次なる行動
シタデレはゆっくりと説明し始めた。
「今、研究室にいるシリウスって人間のガキはアラデスク殿下を狙ったドルゴヌの刺客だったのですよ。それ自体は阻止しましたが、暗殺に失敗して捕虜になることを恐れたシリウスは自害しました」
シタデレは続けて
「しかし、シリウスの死体は通常の意味では死んでいませんでした......いえ、死んでいるはずなのです。ですが、死体は謎のマインドエネルギー源を持っていて、腐敗する事無く、ただ眠っている様な状態なのです」
「そんな事......あり得るの?」
「私も完全には解明できていませんが......それで、その状態からシリウスを起こすには、身体を動かす燃料となるマインドエネルギーを流し込む必要があるのです」
「それは......シタデレとかがあげるのはダメなの?」
「そうですね。さっきも申し上げた、謎のマインドエネルギーがそれを拒否しているのです。しかし、同じ形状のエネルギーであれば、拒否されずに身体に取り込まれるというのが分かりました」
「ふんふん」
「それで先日行ったオイミャクでシリウスと同じ形のエネルギーを持つ妹のイーダを見つけたのですよ。なので後はイーダを連れてくるだけという訳です」
シタデレは説明を終えた。
「......そうだったのね。でも、そのシリウスって子が生き返るのなら、どうしてリュウキ達に伝えちゃダメなの?」
バヤンの疑問に対してシタデレは
「生き返る......という保証はありません。あくまで理論上の話ですから、妹のエネルギーであっても拒否反応を起こす可能性も十分にあり得ます」
「それにシリウスとあいつらは......知り合いだったようでして、中途半端に生きていると言って最終的に落胆させるのは士気にも関わりますし、知り合いが死んだ後も研究対象として葬られずにいるという事実は気持ちが悪いでしょう。だからです」
「......難しい......わね......」
シタデレの説明を聞いたバヤンは顎に手を当てて悩んだ。
「......姉上、シタデレはあの時シリウスを撃ったのです。
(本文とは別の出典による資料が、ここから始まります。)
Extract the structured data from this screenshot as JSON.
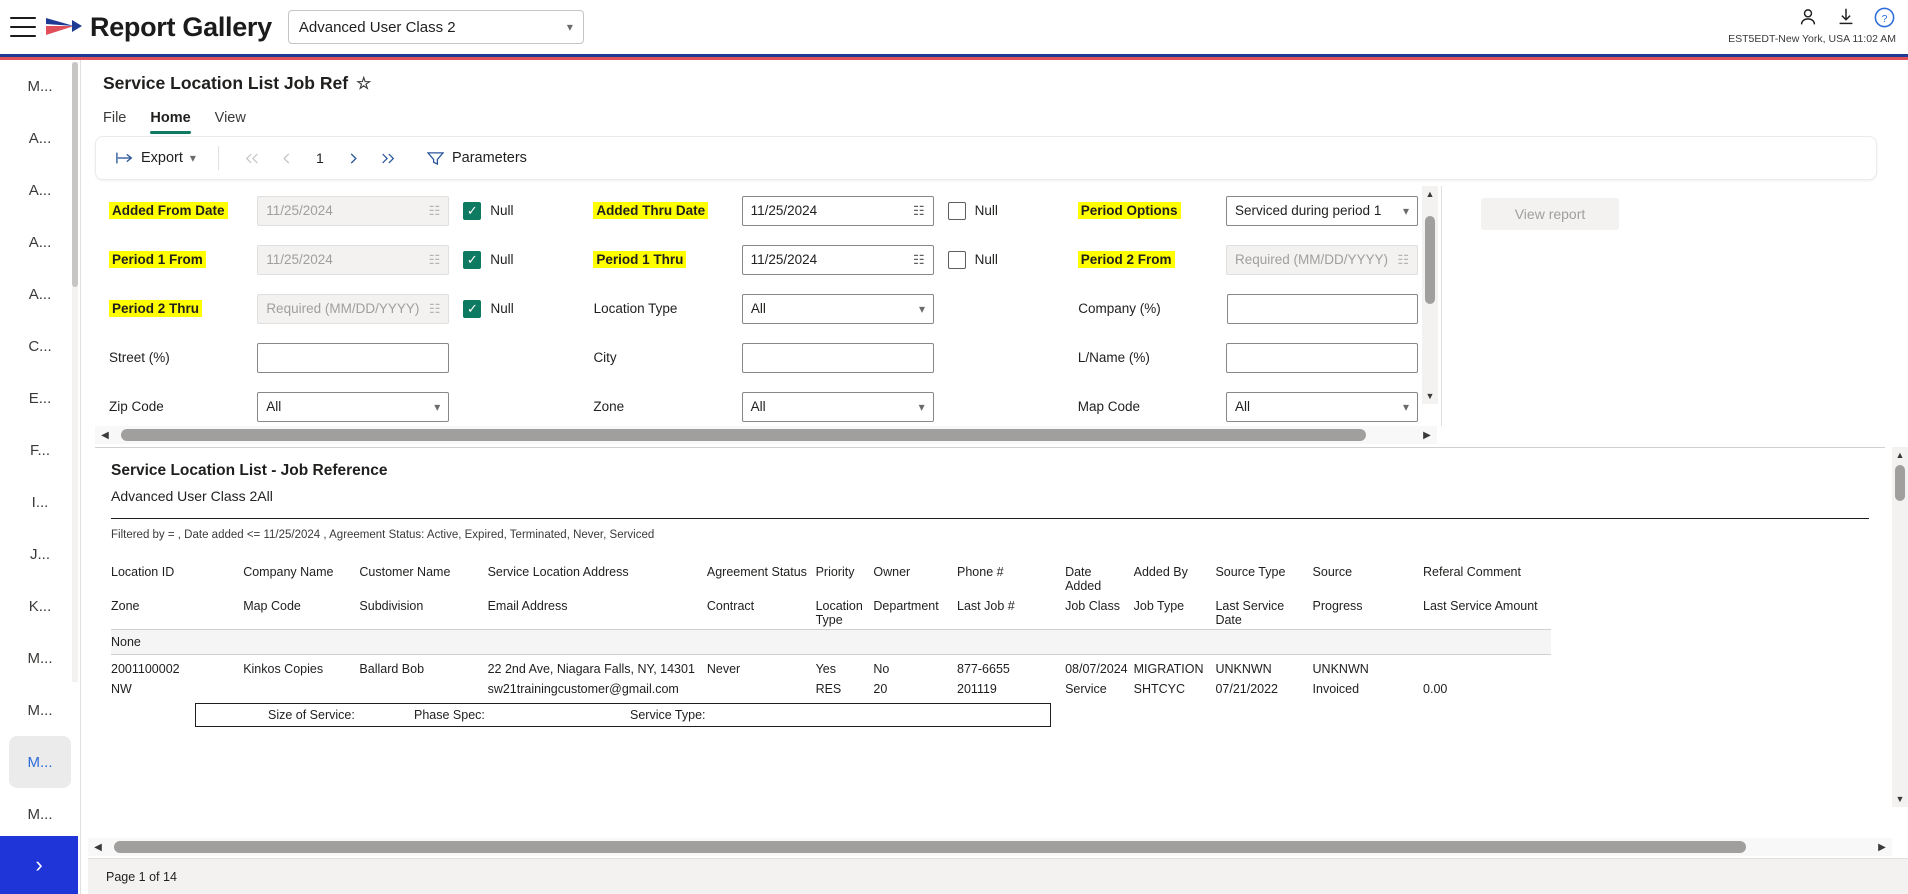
{
  "topbar": {
    "brand": "Report Gallery",
    "class_selector_value": "Advanced User Class 2",
    "timezone_text": "EST5EDT-New York, USA 11:02 AM",
    "icons": {
      "user": "user-icon",
      "download": "download-icon",
      "help": "help-icon"
    }
  },
  "sidebar": {
    "items": [
      {
        "label": "M...",
        "active": false
      },
      {
        "label": "A...",
        "active": false
      },
      {
        "label": "A...",
        "active": false
      },
      {
        "label": "A...",
        "active": false
      },
      {
        "label": "A...",
        "active": false
      },
      {
        "label": "C...",
        "active": false
      },
      {
        "label": "E...",
        "active": false
      },
      {
        "label": "F...",
        "active": false
      },
      {
        "label": "I...",
        "active": false
      },
      {
        "label": "J...",
        "active": false
      },
      {
        "label": "K...",
        "active": false
      },
      {
        "label": "M...",
        "active": false
      },
      {
        "label": "M...",
        "active": false
      },
      {
        "label": "M...",
        "active": true
      },
      {
        "label": "M...",
        "active": false
      }
    ],
    "expand_label": "›"
  },
  "report": {
    "title": "Service Location List Job Ref",
    "favorite_icon": "☆",
    "tabs": [
      {
        "label": "File",
        "active": false
      },
      {
        "label": "Home",
        "active": true
      },
      {
        "label": "View",
        "active": false
      }
    ],
    "toolbar": {
      "export_label": "Export",
      "first_page": "⏪",
      "prev_page": "◁",
      "page_number": "1",
      "next_page": "▷",
      "last_page": "⏩",
      "parameters_label": "Parameters"
    },
    "view_report_button": "View report"
  },
  "parameters": {
    "rows": [
      {
        "left": {
          "label": "Added From Date",
          "highlight": true,
          "value": "11/25/2024",
          "disabled": true,
          "type": "date",
          "null_label": "Null",
          "null_checked": true
        },
        "mid": {
          "label": "Added Thru Date",
          "highlight": true,
          "value": "11/25/2024",
          "disabled": false,
          "type": "date",
          "null_label": "Null",
          "null_checked": false
        },
        "right": {
          "label": "Period Options",
          "highlight": true,
          "value": "Serviced during period 1",
          "disabled": false,
          "type": "select"
        }
      },
      {
        "left": {
          "label": "Period 1 From",
          "highlight": true,
          "value": "11/25/2024",
          "disabled": true,
          "type": "date",
          "null_label": "Null",
          "null_checked": true
        },
        "mid": {
          "label": "Period 1 Thru",
          "highlight": true,
          "value": "11/25/2024",
          "disabled": false,
          "type": "date",
          "null_label": "Null",
          "null_checked": false
        },
        "right": {
          "label": "Period 2 From",
          "highlight": true,
          "value": "Required (MM/DD/YYYY)",
          "disabled": true,
          "type": "date"
        }
      },
      {
        "left": {
          "label": "Period 2 Thru",
          "highlight": true,
          "value": "Required (MM/DD/YYYY)",
          "disabled": true,
          "type": "date",
          "null_label": "Null",
          "null_checked": true
        },
        "mid": {
          "label": "Location Type",
          "highlight": false,
          "value": "All",
          "disabled": false,
          "type": "select"
        },
        "right": {
          "label": "Company (%)",
          "highlight": false,
          "value": "",
          "disabled": false,
          "type": "text"
        }
      },
      {
        "left": {
          "label": "Street (%)",
          "highlight": false,
          "value": "",
          "disabled": false,
          "type": "text"
        },
        "mid": {
          "label": "City",
          "highlight": false,
          "value": "",
          "disabled": false,
          "type": "text"
        },
        "right": {
          "label": "L/Name (%)",
          "highlight": false,
          "value": "",
          "disabled": false,
          "type": "text"
        }
      },
      {
        "left": {
          "label": "Zip Code",
          "highlight": false,
          "value": "All",
          "disabled": false,
          "type": "select"
        },
        "mid": {
          "label": "Zone",
          "highlight": false,
          "value": "All",
          "disabled": false,
          "type": "select"
        },
        "right": {
          "label": "Map Code",
          "highlight": false,
          "value": "All",
          "disabled": false,
          "type": "select"
        }
      }
    ]
  },
  "report_body": {
    "title": "Service Location List - Job Reference",
    "subtitle": "Advanced User Class 2All",
    "filter_text": "Filtered by = , Date added <= 11/25/2024 , Agreement Status: Active, Expired, Terminated, Never, Serviced",
    "headers_row1": [
      "Location ID",
      "Company Name",
      "Customer Name",
      "Service Location Address",
      "Agreement Status",
      "Priority",
      "Owner",
      "Phone #",
      "Date Added",
      "Added By",
      "Source Type",
      "Source",
      "Referal Comment"
    ],
    "headers_row2": [
      "Zone",
      "Map Code",
      "Subdivision",
      "Email Address",
      "Contract",
      "Location Type",
      "Department",
      "Last Job #",
      "Job Class",
      "Job Type",
      "Last Service Date",
      "Progress",
      "Last Service Amount"
    ],
    "group_label": "None",
    "rows": [
      {
        "line1": [
          "2001100002",
          "Kinkos Copies",
          "Ballard Bob",
          "22 2nd Ave, Niagara Falls, NY, 14301",
          "Never",
          "Yes",
          "No",
          "877-6655",
          "08/07/2024",
          "MIGRATION",
          "UNKNWN",
          "UNKNWN",
          ""
        ],
        "line2": [
          "NW",
          "",
          "",
          "sw21trainingcustomer@gmail.com",
          "",
          "RES",
          "20",
          "201119",
          "Service",
          "SHTCYC",
          "07/21/2022",
          "Invoiced",
          "0.00"
        ]
      }
    ],
    "sub_fields": [
      {
        "label": "Size of Service:"
      },
      {
        "label": "Phase Spec:"
      },
      {
        "label": "Service Type:"
      }
    ]
  },
  "statusbar": {
    "page_info": "Page 1 of 14"
  }
}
彼はそれを後悔しているからこそ、彼女を生き返らせて、リュウキ達にせめてもの償いにしようとしているのです」
アラデスクがシタデレの心情を補足した。
「......違いますよ。共鳴技術が使える様になれば、さらなる進歩が生まれるからです......」
シタデレは即座に否定した。
「あら〜。シタデレも可愛いところあるわね〜」
バヤンはニヤニヤと笑みを浮かべながら、シタデレを見つめた。
「だから違うんですよ!!!」
「隠さなくて良いのよ?その隠れた可愛さは貴方の魅力だと思うわ?」
「......もう良いですよ......とりあえず日程だけ分かったら教えて下さいね殿下。後、バヤン殿下に余計な事を吹き込むのもやめて下さい。それでは」
シタデレは足早に部屋から出て行った。
「あら.......?ねぇ、アラデスク私何か悪い事しちゃったかしら?」
バヤンは首を傾げながらアラデスクに聞いた。
「いえ......どちらかと言えば私ですので、姉上は悪くないかと」
「あら、そう?......その、シリウスちゃんの妹さん、来たら私も会いに行って良いかしら?少し興味あるわ」
「私は構いませんが、非公式に連れてくるつもりなので、あまり事を大きくはしないで頂きたいです。というか姉上は会ってどうするつもりなのです?」
「仕方ないじゃない!貴方も最近はカイマンも私に構ってくれないんだもの!しかも、そのイーダって子は女の子なんでしょ?私は妹も欲しかったのよ!」
バヤンは机をペチペチと叩いて訴える。
「私もカイマンもそういう歳では無いのですよ......姉上とて、国母として民から慕われる存在なのですから......もう少し......こう......品格と言いますか......何と言いますか......」
アラデスクは何か言いたげな顔をしたが、言葉を選んで呟いた。
「......そういえば......最近カイマンが変なのよ。私に何か相談しようとした時があってね。でも、直前でやっぱり大丈夫って言って帰っちゃったんだけどね」
「相談......ですか......私はカイマンに嫌われていますので......話す機会がありませんが......少し気にかけて置きましょう」
「ええ、お願いね。アラデスクも、カイマンも、兄弟喧嘩なんてダメよ?あんまり続けるようならお姉ちゃん怒るからね?」
バヤンはウインクをしながらアラデスクに注意した。
「......カイマンともいつか話さねばならないと考えていますので、今しばらくお待ち下さい」
「ふ〜ん?......あ、私そろそろ公務の時間だから行くわ。またね、アラデスク」
「はい。姉上もお気をつけて」
バヤンは2人を振り回すだけ振り回して退出していった。
「姉上の天然にも困ったものだ......」
残されたアラデスクは静かに呟いた。